A l’aube de l’indépendance (en 1991), nous avions cru, avec l’ardeur de la jeunesse, que notre langue kazakhe injustement bannie [au profit du russe] allait enfin pouvoir s’épanouir dans notre Etat souverain. Au bout de bientôt deux décennies, nous devons hélas reconnaître qu’il n’en est rien. Pourtant, ceux qui désirent l’apprendre ont aujourd’hui tous les outils à leur disposition : manuels intelligemment conçus, supports audio et vidéo, enseignants de qualité, cours gratuits – publics comme privés. En outre, la nécessité de maîtriser le kazakh pour décrocher un emploi de fonctionnaire devrait constituer une forte stimulation.
Pourtant, notre pays compte de plus en plus de russophones et a même vu grandir toute une génération qui ne connaît pas sa vraie langue maternelle. Les jeunes nés au moment de la désintégration de l’URSS sont aujourd’hui diplômés de l’université, mais, quand il s’agit de parler kazakh, ni bilmes [il n’y a plus personne]. Et le mauvais exemple vient d’en haut. Certains responsables politiques ne voient aucun inconvénient à porter des toasts en russe devant de respectables aksakals [vieillards, sages]. Au détriment de notre propre langue, nous persistons à nous accrocher à celle d’un Etat voisin, ami, certes. Nos chaînes de télévision, journaux et radios s’expriment majoritairement en russe.
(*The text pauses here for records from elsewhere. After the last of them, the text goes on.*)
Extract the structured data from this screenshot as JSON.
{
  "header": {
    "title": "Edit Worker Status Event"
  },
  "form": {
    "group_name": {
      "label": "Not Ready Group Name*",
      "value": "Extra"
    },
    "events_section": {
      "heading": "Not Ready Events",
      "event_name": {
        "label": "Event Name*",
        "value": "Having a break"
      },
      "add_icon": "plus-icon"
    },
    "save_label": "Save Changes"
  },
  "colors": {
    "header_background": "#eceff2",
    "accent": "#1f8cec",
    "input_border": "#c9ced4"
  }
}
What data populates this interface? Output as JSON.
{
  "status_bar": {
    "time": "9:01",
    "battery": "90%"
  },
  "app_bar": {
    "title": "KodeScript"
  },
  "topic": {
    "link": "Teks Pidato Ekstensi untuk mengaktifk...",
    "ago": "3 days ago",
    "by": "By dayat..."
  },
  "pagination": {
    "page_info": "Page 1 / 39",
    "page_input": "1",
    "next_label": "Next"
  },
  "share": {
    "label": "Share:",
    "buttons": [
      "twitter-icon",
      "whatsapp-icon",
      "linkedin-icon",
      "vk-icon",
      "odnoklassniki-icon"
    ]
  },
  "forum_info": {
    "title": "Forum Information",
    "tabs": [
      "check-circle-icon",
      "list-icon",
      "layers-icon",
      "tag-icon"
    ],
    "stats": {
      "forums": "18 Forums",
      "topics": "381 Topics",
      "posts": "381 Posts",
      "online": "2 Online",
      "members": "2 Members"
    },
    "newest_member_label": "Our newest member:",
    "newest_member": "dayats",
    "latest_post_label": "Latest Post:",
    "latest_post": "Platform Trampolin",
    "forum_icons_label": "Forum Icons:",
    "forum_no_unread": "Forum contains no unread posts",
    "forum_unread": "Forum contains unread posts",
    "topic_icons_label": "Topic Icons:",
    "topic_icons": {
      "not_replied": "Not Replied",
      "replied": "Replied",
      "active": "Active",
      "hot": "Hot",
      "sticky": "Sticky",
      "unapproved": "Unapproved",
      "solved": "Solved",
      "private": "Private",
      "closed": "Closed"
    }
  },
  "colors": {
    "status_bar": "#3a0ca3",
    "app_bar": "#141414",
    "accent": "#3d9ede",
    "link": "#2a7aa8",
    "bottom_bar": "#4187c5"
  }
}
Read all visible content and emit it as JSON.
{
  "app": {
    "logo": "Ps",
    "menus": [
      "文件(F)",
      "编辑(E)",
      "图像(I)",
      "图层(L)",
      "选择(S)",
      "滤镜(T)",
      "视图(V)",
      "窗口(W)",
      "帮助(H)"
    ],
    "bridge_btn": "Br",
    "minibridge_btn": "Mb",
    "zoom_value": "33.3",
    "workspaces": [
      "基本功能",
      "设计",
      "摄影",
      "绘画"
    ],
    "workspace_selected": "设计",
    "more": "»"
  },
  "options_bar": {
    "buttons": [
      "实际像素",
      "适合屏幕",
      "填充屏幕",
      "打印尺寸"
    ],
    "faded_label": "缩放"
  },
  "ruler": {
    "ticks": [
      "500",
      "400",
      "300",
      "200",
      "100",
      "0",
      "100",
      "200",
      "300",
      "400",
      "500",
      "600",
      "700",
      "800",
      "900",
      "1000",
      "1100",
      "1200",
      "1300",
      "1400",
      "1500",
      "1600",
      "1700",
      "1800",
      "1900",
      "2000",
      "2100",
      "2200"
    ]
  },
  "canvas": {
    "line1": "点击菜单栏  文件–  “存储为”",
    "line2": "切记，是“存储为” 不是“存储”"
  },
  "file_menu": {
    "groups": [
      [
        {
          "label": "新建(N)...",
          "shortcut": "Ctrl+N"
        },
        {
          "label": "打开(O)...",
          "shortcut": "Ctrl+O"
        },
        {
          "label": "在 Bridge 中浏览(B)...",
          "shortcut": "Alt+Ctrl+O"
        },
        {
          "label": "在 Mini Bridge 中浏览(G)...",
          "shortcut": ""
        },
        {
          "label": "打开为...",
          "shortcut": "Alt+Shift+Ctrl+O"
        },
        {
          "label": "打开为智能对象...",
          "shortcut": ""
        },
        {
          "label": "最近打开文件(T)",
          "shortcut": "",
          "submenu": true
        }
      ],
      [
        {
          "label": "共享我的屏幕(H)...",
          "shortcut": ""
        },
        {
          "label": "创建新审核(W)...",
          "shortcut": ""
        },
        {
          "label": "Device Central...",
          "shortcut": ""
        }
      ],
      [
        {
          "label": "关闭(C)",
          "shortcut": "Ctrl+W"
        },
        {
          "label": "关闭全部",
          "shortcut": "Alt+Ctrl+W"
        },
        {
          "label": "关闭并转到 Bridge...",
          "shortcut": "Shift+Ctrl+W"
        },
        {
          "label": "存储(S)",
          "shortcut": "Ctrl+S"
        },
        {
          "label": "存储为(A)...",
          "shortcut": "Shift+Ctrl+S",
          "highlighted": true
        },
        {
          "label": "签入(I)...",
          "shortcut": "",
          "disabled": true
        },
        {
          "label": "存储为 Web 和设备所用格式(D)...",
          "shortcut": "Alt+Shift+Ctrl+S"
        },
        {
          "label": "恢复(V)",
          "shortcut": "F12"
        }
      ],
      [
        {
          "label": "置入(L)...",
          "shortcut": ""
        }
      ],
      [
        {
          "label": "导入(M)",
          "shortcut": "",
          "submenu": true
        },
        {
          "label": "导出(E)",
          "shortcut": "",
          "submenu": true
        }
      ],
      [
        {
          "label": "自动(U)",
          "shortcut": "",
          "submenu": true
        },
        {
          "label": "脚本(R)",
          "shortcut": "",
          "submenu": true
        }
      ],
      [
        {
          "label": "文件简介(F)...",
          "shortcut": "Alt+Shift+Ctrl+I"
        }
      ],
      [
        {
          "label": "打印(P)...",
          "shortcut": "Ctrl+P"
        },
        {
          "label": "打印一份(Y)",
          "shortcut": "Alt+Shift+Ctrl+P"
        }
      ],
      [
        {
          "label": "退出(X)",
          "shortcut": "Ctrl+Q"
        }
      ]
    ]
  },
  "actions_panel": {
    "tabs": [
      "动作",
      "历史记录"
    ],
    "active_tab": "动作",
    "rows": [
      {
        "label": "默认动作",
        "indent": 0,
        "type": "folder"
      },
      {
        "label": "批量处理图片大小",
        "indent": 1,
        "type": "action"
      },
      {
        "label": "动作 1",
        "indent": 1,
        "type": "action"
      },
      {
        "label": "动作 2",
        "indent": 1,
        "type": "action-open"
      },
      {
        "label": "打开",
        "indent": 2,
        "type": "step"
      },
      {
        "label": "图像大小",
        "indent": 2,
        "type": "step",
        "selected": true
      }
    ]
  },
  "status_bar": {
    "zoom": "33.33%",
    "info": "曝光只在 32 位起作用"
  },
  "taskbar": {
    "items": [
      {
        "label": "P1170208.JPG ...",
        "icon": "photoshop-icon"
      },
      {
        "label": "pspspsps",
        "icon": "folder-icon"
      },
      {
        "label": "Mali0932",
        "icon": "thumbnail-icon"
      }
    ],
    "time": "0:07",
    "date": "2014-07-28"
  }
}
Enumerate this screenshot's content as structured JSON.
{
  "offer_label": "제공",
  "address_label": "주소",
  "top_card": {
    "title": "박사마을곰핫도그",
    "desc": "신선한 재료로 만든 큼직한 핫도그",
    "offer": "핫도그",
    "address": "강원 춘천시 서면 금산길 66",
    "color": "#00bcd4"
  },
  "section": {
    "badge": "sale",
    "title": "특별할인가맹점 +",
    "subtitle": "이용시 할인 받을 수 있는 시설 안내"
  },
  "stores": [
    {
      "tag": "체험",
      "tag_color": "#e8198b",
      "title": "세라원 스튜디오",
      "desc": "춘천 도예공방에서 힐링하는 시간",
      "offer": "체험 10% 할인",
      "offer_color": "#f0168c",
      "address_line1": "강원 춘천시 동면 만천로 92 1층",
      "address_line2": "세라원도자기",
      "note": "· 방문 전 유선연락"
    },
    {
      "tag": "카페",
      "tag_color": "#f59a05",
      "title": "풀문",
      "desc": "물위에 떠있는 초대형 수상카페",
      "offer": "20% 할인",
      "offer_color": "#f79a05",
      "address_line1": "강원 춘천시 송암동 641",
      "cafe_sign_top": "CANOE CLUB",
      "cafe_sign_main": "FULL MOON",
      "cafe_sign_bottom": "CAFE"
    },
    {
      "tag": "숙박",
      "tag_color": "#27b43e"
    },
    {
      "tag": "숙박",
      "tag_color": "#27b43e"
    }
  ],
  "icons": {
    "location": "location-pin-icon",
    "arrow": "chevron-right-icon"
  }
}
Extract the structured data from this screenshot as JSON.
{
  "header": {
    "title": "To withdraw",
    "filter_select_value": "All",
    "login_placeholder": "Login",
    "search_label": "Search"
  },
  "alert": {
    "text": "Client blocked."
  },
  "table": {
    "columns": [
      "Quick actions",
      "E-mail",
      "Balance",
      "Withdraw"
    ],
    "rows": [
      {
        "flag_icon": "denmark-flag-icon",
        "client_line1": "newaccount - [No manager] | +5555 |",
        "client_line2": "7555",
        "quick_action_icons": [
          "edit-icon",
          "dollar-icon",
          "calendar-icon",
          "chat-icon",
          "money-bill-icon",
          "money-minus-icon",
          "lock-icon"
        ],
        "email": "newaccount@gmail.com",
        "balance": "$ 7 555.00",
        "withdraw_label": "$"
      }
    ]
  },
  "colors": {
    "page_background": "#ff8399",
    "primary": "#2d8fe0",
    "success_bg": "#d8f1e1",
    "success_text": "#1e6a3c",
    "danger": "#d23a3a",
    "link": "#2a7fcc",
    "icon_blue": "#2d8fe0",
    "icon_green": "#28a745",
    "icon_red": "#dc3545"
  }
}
A l’époque soviétique, les parents sensés qui vivaient en ville envoyaient leurs enfants passer les vacances à l’aoul [au village] afin qu’ils y renouent avec leurs racines et apprennent le kazakh au contact de leurs grands-parents. Désormais, les grands-parents eux-mêmes vivent en ville, appartiennent à une génération qui parle essentiellement russe et se trouvent incapables de transmettre la moindre tradition. Les choses ne sont pas plus réjouissantes du côté des rapatriés, qui ne parviennent pas à se faire une place. En dix-huit ans, un peu plus de 700 000 d’entre eux sont revenus au pays, mais certains sont déjà repartis. Leur ignorance du russe les empêche de trouver du travail et leur complique la vie au quotidien. Dans ces conditions, comment pouvons-nous espérer attirer plus de 5 millions de nos compatriotes qui habitent hors de nos frontières ? Et comment atteindre le seuil de 20 millions d’habitants fixé par le président Nazarbaev ?
Il arrive que l’on voie à la télé des jeunes aux traits slaves qui parlent kazakh sans accent, de belles Maïa ou Oksana, et cela fait chaud au cœur. Il faut rendre hommage au Premier ministre Karim Massimov, qui semble faire des efforts pour apprendre la langue nationale et, parfois même, anime des réunions du gouvernement en kazakh. Cependant, dans aucun Etat de l’espace postsoviétique la langue nationale n’est aussi peu utilisée que chez nous. Serions-nous d’incorrigibles paresseux ? A présent, les jeunes se ruent sur l’anglais. Nous risquons d’avoir bientôt une jeunesse cultivée qui pourra déclamer du Shakespeare, mais ne connaîtra toujours pas sa propre langue. Berik Abdygaliev, directeur du Fonds présidentiel de développement de la langue kazakhe, constate avec raison que “tôt ou tard le problème va devenir politique”. Il ajoute que “ceux qui parlent kazakh se radicalisent” et que “le moindre conflit social sera un jour susceptible de dégénérer en affrontement” entre locuteurs et non-locuteurs kazakhs.
* Vice-président du Parti démocratique Adilet.